ABOUT THE SPEAKER
Sebastian Wernicke - Data scientist
After making a splash in the field of bioinformatics, Sebastian Wernicke moved on to the corporate sphere, where he motivates and manages multidimensional projects.

Why you should listen

Dr. Sebastian Wernicke is the Chief Data Scientist of ONE LOGIC, a data science boutique that supports organizations across industries to make sense of their vast data collections to improve operations and gain strategic advantages. Wernicke originally studied bioinformatics and previously led the strategy and growth of Seven Bridges Genomics, a Cambridge-based startup that builds platforms for genetic analysis.

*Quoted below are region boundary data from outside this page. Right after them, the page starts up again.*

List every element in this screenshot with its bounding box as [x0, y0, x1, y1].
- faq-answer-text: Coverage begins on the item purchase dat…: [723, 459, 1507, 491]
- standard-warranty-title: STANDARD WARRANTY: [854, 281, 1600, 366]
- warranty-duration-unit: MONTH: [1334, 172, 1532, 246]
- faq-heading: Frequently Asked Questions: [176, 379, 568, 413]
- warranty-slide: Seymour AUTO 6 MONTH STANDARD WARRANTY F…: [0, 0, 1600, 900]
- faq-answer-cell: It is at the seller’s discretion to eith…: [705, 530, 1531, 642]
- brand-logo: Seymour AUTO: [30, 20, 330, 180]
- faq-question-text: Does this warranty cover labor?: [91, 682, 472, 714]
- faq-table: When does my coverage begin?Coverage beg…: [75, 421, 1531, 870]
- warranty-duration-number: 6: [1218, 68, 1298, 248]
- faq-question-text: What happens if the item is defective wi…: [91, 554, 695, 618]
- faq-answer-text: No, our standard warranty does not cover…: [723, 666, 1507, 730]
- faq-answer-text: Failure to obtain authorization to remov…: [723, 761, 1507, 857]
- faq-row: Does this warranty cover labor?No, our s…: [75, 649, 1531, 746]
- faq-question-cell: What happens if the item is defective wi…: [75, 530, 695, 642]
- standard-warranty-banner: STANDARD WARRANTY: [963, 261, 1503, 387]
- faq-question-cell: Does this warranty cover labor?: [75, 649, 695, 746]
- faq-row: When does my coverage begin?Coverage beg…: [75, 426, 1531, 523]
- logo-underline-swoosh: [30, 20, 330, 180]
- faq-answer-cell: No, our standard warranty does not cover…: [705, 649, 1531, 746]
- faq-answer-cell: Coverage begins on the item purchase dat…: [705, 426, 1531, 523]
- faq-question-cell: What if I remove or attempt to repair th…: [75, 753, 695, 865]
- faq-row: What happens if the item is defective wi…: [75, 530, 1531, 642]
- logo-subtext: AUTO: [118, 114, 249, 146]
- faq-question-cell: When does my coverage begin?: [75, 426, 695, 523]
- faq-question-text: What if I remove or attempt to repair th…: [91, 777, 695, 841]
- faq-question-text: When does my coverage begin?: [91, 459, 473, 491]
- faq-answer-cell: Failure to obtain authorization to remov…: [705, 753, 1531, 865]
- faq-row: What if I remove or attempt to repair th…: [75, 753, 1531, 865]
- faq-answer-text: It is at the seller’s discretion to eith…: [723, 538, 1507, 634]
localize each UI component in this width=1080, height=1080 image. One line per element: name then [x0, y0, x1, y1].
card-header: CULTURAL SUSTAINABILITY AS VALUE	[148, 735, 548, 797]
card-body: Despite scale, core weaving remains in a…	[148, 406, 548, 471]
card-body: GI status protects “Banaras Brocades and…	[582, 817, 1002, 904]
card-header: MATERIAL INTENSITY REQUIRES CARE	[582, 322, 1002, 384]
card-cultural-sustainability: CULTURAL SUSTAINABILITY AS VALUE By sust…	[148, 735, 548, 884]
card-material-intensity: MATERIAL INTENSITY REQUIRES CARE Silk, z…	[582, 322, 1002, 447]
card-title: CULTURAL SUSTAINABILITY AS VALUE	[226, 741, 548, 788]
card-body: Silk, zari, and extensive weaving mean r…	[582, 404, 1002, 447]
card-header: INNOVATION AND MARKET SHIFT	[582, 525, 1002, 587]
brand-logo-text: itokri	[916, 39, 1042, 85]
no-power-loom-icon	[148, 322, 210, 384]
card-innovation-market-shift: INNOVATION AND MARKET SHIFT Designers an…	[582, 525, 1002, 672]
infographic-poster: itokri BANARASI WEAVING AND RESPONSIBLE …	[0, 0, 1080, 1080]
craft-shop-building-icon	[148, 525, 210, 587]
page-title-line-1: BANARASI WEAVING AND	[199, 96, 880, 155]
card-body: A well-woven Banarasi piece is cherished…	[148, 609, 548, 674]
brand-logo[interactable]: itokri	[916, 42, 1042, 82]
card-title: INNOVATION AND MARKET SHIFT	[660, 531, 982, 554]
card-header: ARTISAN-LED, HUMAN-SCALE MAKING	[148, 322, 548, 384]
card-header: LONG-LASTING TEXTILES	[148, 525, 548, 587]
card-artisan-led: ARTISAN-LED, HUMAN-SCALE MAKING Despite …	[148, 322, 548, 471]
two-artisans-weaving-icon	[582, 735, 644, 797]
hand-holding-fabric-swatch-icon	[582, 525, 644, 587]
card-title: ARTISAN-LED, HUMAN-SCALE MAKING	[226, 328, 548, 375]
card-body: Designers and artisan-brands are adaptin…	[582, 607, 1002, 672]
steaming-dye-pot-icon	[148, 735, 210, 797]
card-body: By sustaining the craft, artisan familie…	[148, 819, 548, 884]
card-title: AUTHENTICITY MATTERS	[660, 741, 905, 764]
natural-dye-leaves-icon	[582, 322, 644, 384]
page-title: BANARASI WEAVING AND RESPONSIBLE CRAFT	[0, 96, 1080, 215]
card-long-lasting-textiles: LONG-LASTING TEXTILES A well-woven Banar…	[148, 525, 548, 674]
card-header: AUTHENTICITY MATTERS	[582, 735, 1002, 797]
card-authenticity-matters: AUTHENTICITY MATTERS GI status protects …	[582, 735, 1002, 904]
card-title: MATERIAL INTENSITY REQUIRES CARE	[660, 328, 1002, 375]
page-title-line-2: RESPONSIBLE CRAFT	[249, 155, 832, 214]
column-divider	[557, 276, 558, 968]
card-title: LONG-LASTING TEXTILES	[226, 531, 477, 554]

Before his career in statistics began, Wernicke worked stints as both a paramedic and successful short animated filmmaker. He's also the author of the TEDPad app, an irreverent tool for creating an infinite number of "amazing and really bad" and mostly completely meaningless talks. He's the author of the statistically authoritative and yet completely ridiculous "How to Give the Perfect TEDTalk."

More profile about the speaker
Sebastian Wernicke | Speaker | TED.com
TEDxZurich 2011

Sebastian Wernicke: 1,000 TED Talks in six words

沙巴斯丹·華力:一千個演講濃縮成六個英文單詞

Filmed:
702,149 views

沙巴斯丹·華力認為每個TED唧演講都可以用六個英文單詞嚟概要。喺TED蘇黎世唧舞臺上,佢就同大家講解咗如何用六個甚至更少單詞嚟總結依啲演講。
- Data scientist
After making a splash in the field of bioinformatics, Sebastian Wernicke moved on to the corporate sphere, where he motivates and manages multidimensional projects. Full bio

Double-click the English transcript below to play the video.

00:15
There's currently目前 over a thousand TEDTalks次傾偈咁 on the TED泰德 website網站.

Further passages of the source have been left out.